Industrial companies led a broad slide in stocks on Wall Street Tuesday, ending the benchmark S&P 500’s eight-day winning streak.
The sell-off came as traders weighed growing trade tensions between the U.S. and the European Union, and a report forecasting dimmer global economic growth this year.
Banks and technology companies also lost ground. Only utilities and communications service providers, a broad category that includes entertainment, telecommunications and internet companies, notched gains.
Smaller company stocks fell more than the rest of the market. Bond prices rose, sending yields lower, as investors moved money into safer holdings. The price of gold rose.
Tuesday’s wave of selling marks a reversal for the market, which has been moving decidedly upward in recent weeks. The market is primed for more market-moving news this week, as the latest round of corporate earnings reports kicks off on Wednesday with Delta Air Lines. Several banks, including JPMorgan Chase, will release their first-quarter results on Friday. Analysts expect earnings for the S&P 500 to decline for the first time in almost three years.
“We’re in the later stages of the economic cycle, so earnings are definitely needed to keep the momentum going,” said Jennifer Green, global investment specialist at J.P. Morgan Private Bank. “We’ve seen a very nice run, so far year-to-date, so the next stage is listening to how the earnings come in and the outlook and the guidance that these companies give us.”
The S&P 500 index fell 17.57 points, or 0.6%, t 2,878.20. The Dow Jones Industrial Average dropped 190.44 points, or 0.7%, to 26,150.58. The Nasdaq composite slid 44.61 points, or 0.6%, to 7,909.28. The Russell 2000 index of small-cap stocks gave up 19.32 points, or 1.2%, or 1,559.68.
European indexes also finished broadly lower, giving up early gains, after the U.S. threatened to impose $11.2 billion in tariffs on European products, including cheese, wine and helicopters.
The threat from President Donald Trump could make investors even more concerned about trade disputes hurting an already slowing global economy at a time when the U.S. is trying to resolve a trade conflict with China.
That spat has already made a list of goods more expensive for consumers and is weighing on an already slowing Chinese economy.
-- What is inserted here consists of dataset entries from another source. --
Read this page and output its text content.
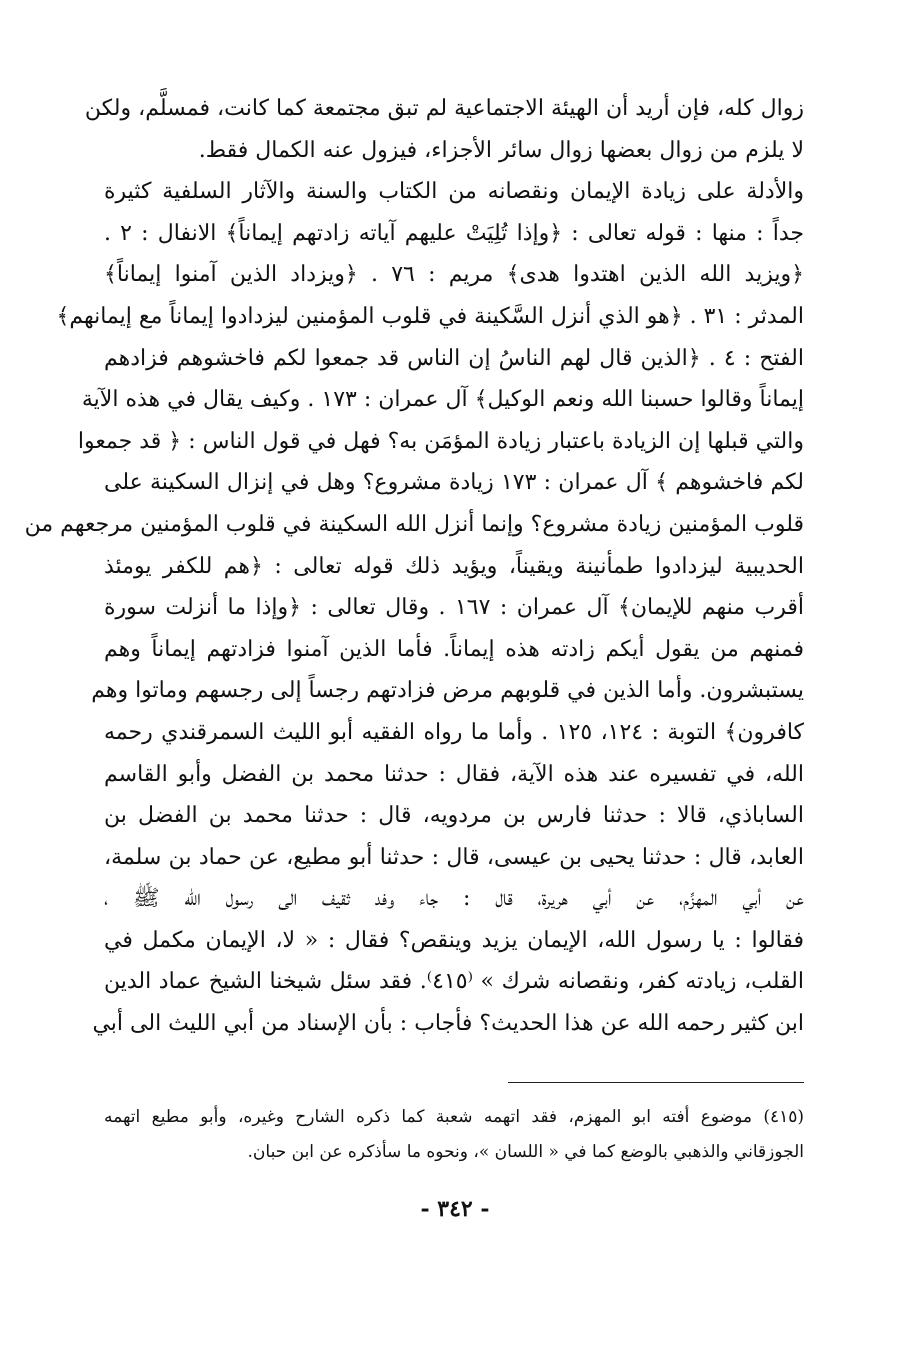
زوال كله، فإن أريد أن الهيئة الاجتماعية لم تبق مجتمعة كما كانت، فمسلَّم، ولكن
لا يلزم من زوال بعضها زوال سائر الأجزاء، فيزول عنه الكمال فقط.
والأدلة على زيادة الإيمان ونقصانه من الكتاب والسنة والآثار السلفية كثيرة
جداً : منها : قوله تعالى : ﴿وإذا تُلِيَتْ عليهم آياته زادتهم إيماناً﴾ الانفال : ٢ .
﴿ويزيد الله الذين اهتدوا هدى﴾ مريم : ٧٦ . ﴿ويزداد الذين آمنوا إيماناً﴾
المدثر : ٣١ . ﴿هو الذي أنزل السَّكينة في قلوب المؤمنين ليزدادوا إيماناً مع إيمانهم﴾
الفتح : ٤ . ﴿الذين قال لهم الناسُ إن الناس قد جمعوا لكم فاخشوهم فزادهم
إيماناً وقالوا حسبنا الله ونعم الوكيل﴾ آل عمران : ١٧٣ . وكيف يقال في هذه الآية
والتي قبلها إن الزيادة باعتبار زيادة المؤمَن به؟ فهل في قول الناس : ﴿ قد جمعوا
لكم فاخشوهم ﴾ آل عمران : ١٧٣ زيادة مشروع؟ وهل في إنزال السكينة على
قلوب المؤمنين زيادة مشروع؟ وإنما أنزل الله السكينة في قلوب المؤمنين مرجعهم من
الحديبية ليزدادوا طمأنينة ويقيناً، ويؤيد ذلك قوله تعالى : ﴿هم للكفر يومئذ
أقرب منهم للإيمان﴾ آل عمران : ١٦٧ . وقال تعالى : ﴿وإذا ما أنزلت سورة
فمنهم من يقول أيكم زادته هذه إيماناً. فأما الذين آمنوا فزادتهم إيماناً وهم
يستبشرون. وأما الذين في قلوبهم مرض فزادتهم رجساً إلى رجسهم وماتوا وهم
كافرون﴾ التوبة : ١٢٤، ١٢٥ . وأما ما رواه الفقيه أبو الليث السمرقندي رحمه
الله، في تفسيره عند هذه الآية، فقال : حدثنا محمد بن الفضل وأبو القاسم
الساباذي، قالا : حدثنا فارس بن مردويه، قال : حدثنا محمد بن الفضل بن
العابد، قال : حدثنا يحيى بن عيسى، قال : حدثنا أبو مطيع، عن حماد بن سلمة،
عن أبي المهزِّم، عن أبي هريرة، قال : جاء وفد ثقيف الى رسول الله ﷺ ،
فقالوا : يا رسول الله، الإيمان يزيد وينقص؟ فقال : « لا، الإيمان مكمل في
القلب، زيادته كفر، ونقصانه شرك » ⁽٤١٥⁾. فقد سئل شيخنا الشيخ عماد الدين
ابن كثير رحمه الله عن هذا الحديث؟ فأجاب : بأن الإسناد من أبي الليث الى أبي
(٤١٥) موضوع أفته ابو المهزم، فقد اتهمه شعبة كما ذكره الشارح وغيره، وأبو مطيع اتهمه
الجوزقاني والذهبي بالوضع كما في « اللسان »، ونحوه ما سأذكره عن ابن حبان.
- ٣٤٢ -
Negotiators met again last week and both sides have said they are making progress.
Traders also were disappointed to see that the International Monetary Fund lowered its forecast for global growth this year. The IMF now projects 3.3% global growth in 2019, matching the weakest year since 2009. The U.S. fared particularly poorly in the report, with growth now expected at 2.3%, down from 2.9% in 2018.
Even against the backdrop of slowing global economic growth and a global trade war, U.S. stocks are off to a blockbuster start this year. The S&P 500 now sits just 1.8% away from its most recent record high, which was set in September. The index has been tacking on more gains since closing out its best quarter in nearly a decade, with a 13.1% rise in the first three months of the year.
The Federal Reserve eased fears about a recession by saying it may not raise interest rates at all in 2019.
Investors will get more clues about the Fed’s intentions Wednesday, when the central bank releases minutes from its latest policy meeting. The European Central Bank will also meet Wednesday.
Pentair led the sell-off in industrial stocks Tuesday after the maker of pool and other aquatic products slashed its profit forecast for the year. Cold and wet weather weighed down sales in the first quarter for the company’s pool equipment, which includes filters and pumps. It also sells equipment used for wells and water treatment facilities. The stock plunged 13.5%.
American Airlines Group fell 1.7% after the airline cut a key revenue measure because of grounded flights following Boeing’s 737 Max troubles. Regulators grounded Boeing’s 737 Max jets following two deadly international crashes. That included 24 planes in American Airlines’ fleet. The airline also cited the lingering impact from a government shutdown for the lower revenue estimate.
Wynn Resorts slid 3.9% after the casino operator pulled out of a potential buyout of Australia’s Crown Resorts. The company cited the “premature disclosure of preliminary discussions” as the reason. The move would have given Wynn a wider global reach.
Bond prices rose, sending yields lower. The yield on the benchmark 10-year Treasury fell to 2.50% from 2.52% late Monday.
Energy futures ended mostly lower. Benchmark U.S. crude fell 0.7% to settle at $63.98 a barrel. Brent crude also dropped 0.7% to close at $70.61 a barrel.
Wholesale gasoline rose 0.6% to $2 a gallon, heating oil gave up 0.6% to $2.04 a gallon and natural gas dropped 0.3% to $2.70 per 1,000 cubic feet.
The dollar fell to 111.11 yen from 111.53 yen on Monday. The euro strengthened to $1.1267 from $1.1261.
Gold rose 0.5% to $1,308.30 an ounce, silver was little changed at $15.21 an ounce and copper gained 0.1% to $2.93 a pound.